By this time, The Butcher has his mask off and is about to kill Millie. Just then, Charlene shows up (because she knew that Millie needed a ride home) and sees Millie being attacked. Charlene fires her gun, the killer runs away, but the dagger is accidentally left behind. The dagger is brought to the police station as evidence.

The next morning, Millie wakes up in her bed. It must be the fastest recovery ever from a stab wound. There’s no mention of Millie ever being in a hospital to get the wound treated. Maybe that’s because the hospital would’ve found out the same thing that this person who’s woken up in Millie’s bedroom has found out: Although the body looks like Millie’s, the person inside the body is the Blissfield Butcher. Likewise, Millie has now discovered that she is in the body of the Blissfield Butcher, who lives in a creepy loft-like place that’s filled with morbid-looking souvenirs and decorations.

When Millie finds out that she now looks like The Butcher, she goes to school to tell Josh and Nyla about the transformation. Nyla and Josh are predictably freaked out and don’t believe it first. There’s a big chase scene where they think The Butcher is trying to kill them. A police sketch of the serial-killer suspect, which was presumably based on Charlene’s eyewitness description, has been shown in the media and it’s a pretty good composite drawing of The Butcher.

While Josh and Nyla run through a school hallway to try to escape what they think is The Butcher, Josh shouts to Nyla, “You’re black! I’m gay! We are so dead!” It’s snarky commentary on the stereotype of someone from a minority group dying first in a horror movie.

Millie ends up convincing Josh and Nyla that she really is in The Butcher’s body, by telling them things only Millie would know.

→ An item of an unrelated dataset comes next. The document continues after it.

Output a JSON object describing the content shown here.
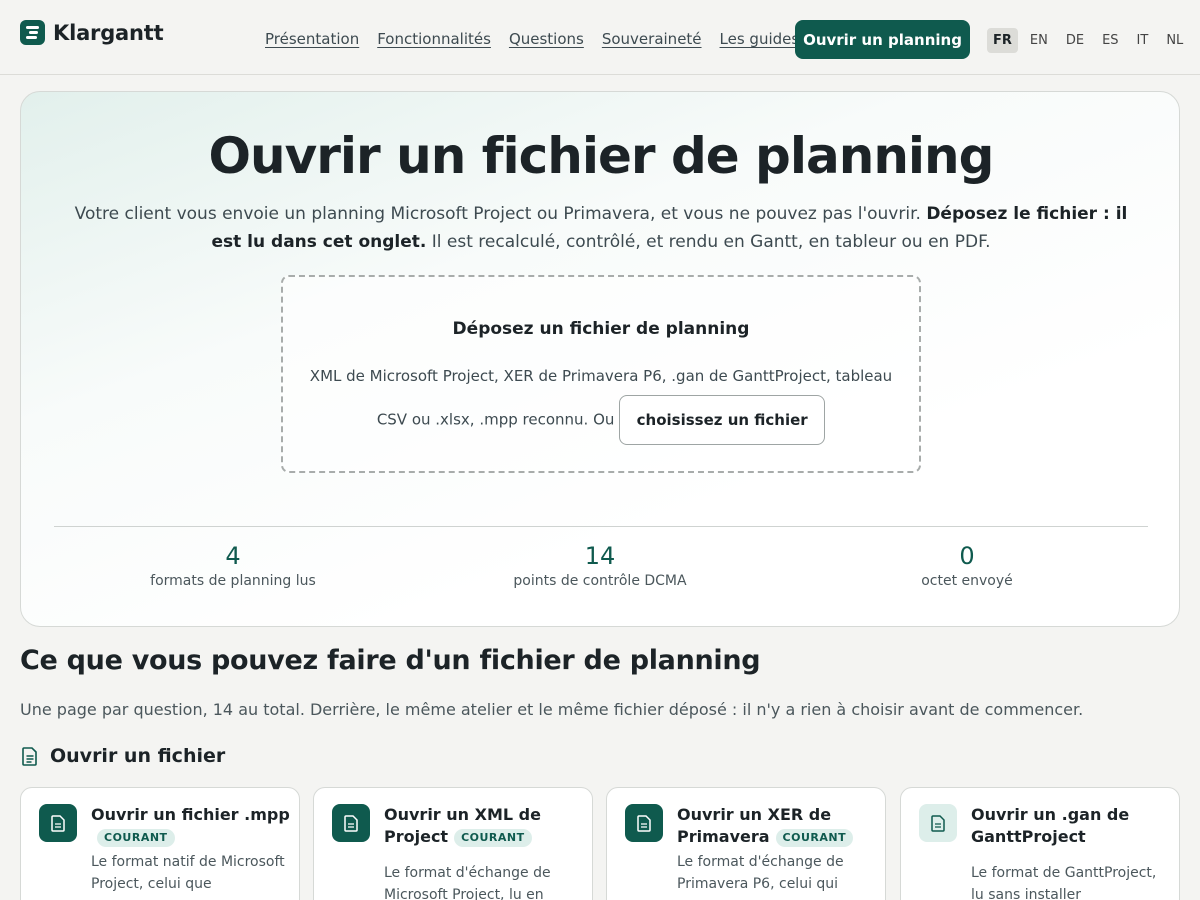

Through basic research, the three pals find out something important about the dagger that was used in the attack on Millie: The dagger is an ancient Aztec artifact called The Dola, which was used in ritual sacrifices. If two souls swap bodies while The Dola is being used, the souls have 24 hours to get back in the correct bodies—using The Dola in the same way that it was used when the souls were transferred—or else they will be trapped in the wrong bodies forever.

And so begins the race against time to get the The Dola dagger. The expected hijinks ensue about mistaken identity. And because the two people in this body-swapping comedy are of opposite genders, there are the predictable gags about male/female body parts and sexually suggestive situations that happen with people who don’t know about the body swap.

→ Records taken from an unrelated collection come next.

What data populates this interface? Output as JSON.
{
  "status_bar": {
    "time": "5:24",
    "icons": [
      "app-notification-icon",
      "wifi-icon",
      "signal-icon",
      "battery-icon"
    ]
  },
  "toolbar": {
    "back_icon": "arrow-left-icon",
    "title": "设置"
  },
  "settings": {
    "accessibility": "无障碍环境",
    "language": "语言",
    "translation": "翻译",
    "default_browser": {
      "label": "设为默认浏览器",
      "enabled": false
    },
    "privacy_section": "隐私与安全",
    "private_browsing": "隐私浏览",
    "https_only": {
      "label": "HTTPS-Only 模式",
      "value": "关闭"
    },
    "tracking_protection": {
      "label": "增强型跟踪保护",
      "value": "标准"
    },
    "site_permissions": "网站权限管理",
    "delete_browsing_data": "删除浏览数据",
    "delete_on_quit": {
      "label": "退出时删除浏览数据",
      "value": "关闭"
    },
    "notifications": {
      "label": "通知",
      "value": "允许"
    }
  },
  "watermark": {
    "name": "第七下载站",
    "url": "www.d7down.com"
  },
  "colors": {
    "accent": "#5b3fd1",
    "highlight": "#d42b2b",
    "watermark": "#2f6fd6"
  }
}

Because so much of “Freaky” has a lot of teen slang and of-the-moment technology, the movie is eventually going to look very dated. But the performances from the cast will make “Freaky” a crowd-pleaser for generations to come. Newton and Vaughn are hilarious to watch as they inhabit the personalities of Millie and The Butcher who are trapped in the wrong bodies. The humor goes a long way in taking some of the disturbing edge off of the horrific murders that are depicted in the movie.

Meanwhile, Osherovich is a total scene stealer who has some of the best lines in the movie. Some people might take issue with how his Josh character might be perceived as a flamboyant gay stereotype. However, Osherovich brings a lot of authenticity and respect to the role, which shows what it’s like to be a teenager who’s proud to be gay. Rather than being marginal tokens, Josh and Nyla actually do a lot of heroic things in the movie.

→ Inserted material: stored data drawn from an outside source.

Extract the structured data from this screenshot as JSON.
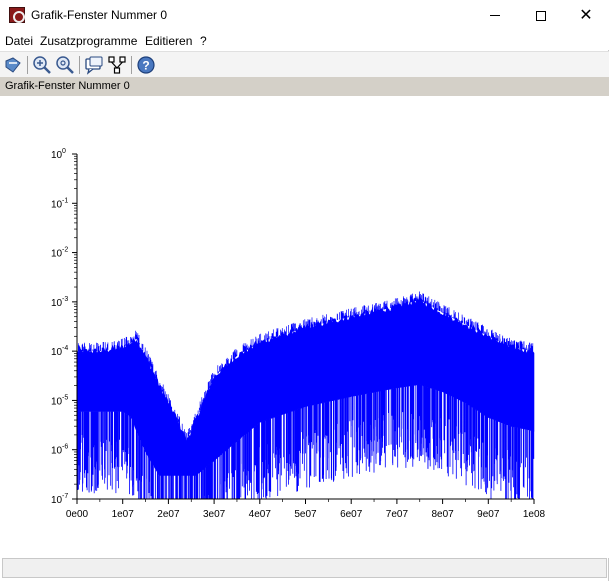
{
  "window": {
    "title": "Grafik-Fenster Nummer 0"
  },
  "menu": {
    "items": [
      "Datei",
      "Zusatzprogramme",
      "Editieren",
      "?"
    ]
  },
  "toolbar": {
    "tools": [
      "rotate-icon",
      "zoom-in-icon",
      "zoom-out-icon",
      "datatip-icon",
      "edit-tree-icon",
      "help-icon"
    ]
  },
  "info_bar": {
    "text": "Grafik-Fenster Nummer 0"
  },
  "colors": {
    "series": "#0000ff",
    "axis": "#000000"
  },
  "chart_data": {
    "type": "area",
    "xlabel": "",
    "ylabel": "",
    "xscale": "linear",
    "yscale": "log",
    "xlim": [
      0,
      100000000
    ],
    "ylim": [
      1e-07,
      1
    ],
    "x_ticks": [
      0,
      10000000,
      20000000,
      30000000,
      40000000,
      50000000,
      60000000,
      70000000,
      80000000,
      90000000,
      100000000
    ],
    "x_tick_labels": [
      "0e00",
      "1e07",
      "2e07",
      "3e07",
      "4e07",
      "5e07",
      "6e07",
      "7e07",
      "8e07",
      "9e07",
      "1e08"
    ],
    "y_ticks": [
      1,
      0.1,
      0.01,
      0.001,
      0.0001,
      1e-05,
      1e-06,
      1e-07
    ],
    "y_tick_bases": [
      "10",
      "10",
      "10",
      "10",
      "10",
      "10",
      "10",
      "10"
    ],
    "y_tick_exponents": [
      "0",
      "-1",
      "-2",
      "-3",
      "-4",
      "-5",
      "-6",
      "-7"
    ],
    "grid": false,
    "legend": "none",
    "series": [
      {
        "x": [
          0,
          5000000,
          10000000,
          12000000,
          13000000,
          15000000,
          18000000,
          22000000,
          24000000,
          26000000,
          30000000,
          35000000,
          40000000,
          50000000,
          60000000,
          70000000,
          75000000,
          80000000,
          85000000,
          90000000,
          95000000,
          100000000
        ],
        "y_upper": [
          0.0001,
          0.0001,
          0.00012,
          0.00015,
          0.00018,
          8e-05,
          2e-05,
          4e-06,
          1.5e-06,
          4e-06,
          3e-05,
          8e-05,
          0.00015,
          0.0003,
          0.0005,
          0.0008,
          0.0011,
          0.0006,
          0.00035,
          0.0002,
          0.00012,
          0.0001
        ],
        "y_lower": [
          2e-06,
          2e-06,
          2e-06,
          1.5e-06,
          8e-07,
          3e-07,
          1e-07,
          1e-07,
          1e-07,
          1e-07,
          2e-07,
          5e-07,
          1.2e-06,
          2.5e-06,
          4e-06,
          6e-06,
          7e-06,
          5e-06,
          3e-06,
          1.5e-06,
          1e-06,
          8e-07
        ]
      }
    ]
  }
}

“Freaky” does a great balancing act of embracing horror clichés in a satirical way while rejecting other horror clichés in a defiant way. And there are a few surprisingly sweet sentimental moments. “Freaky” has some plot holes and very predictable scenes, but that doesn’t take away from how well the cast members portray these characters under the competent direction of Landon. The violence in the movie is cruel, but the movie has an underlying message of tolerance in showing how people shouldn’t be judged by their appearances alone.

Universal Pictures released “Freaky” in U.S. cinemas on November 13, 2020.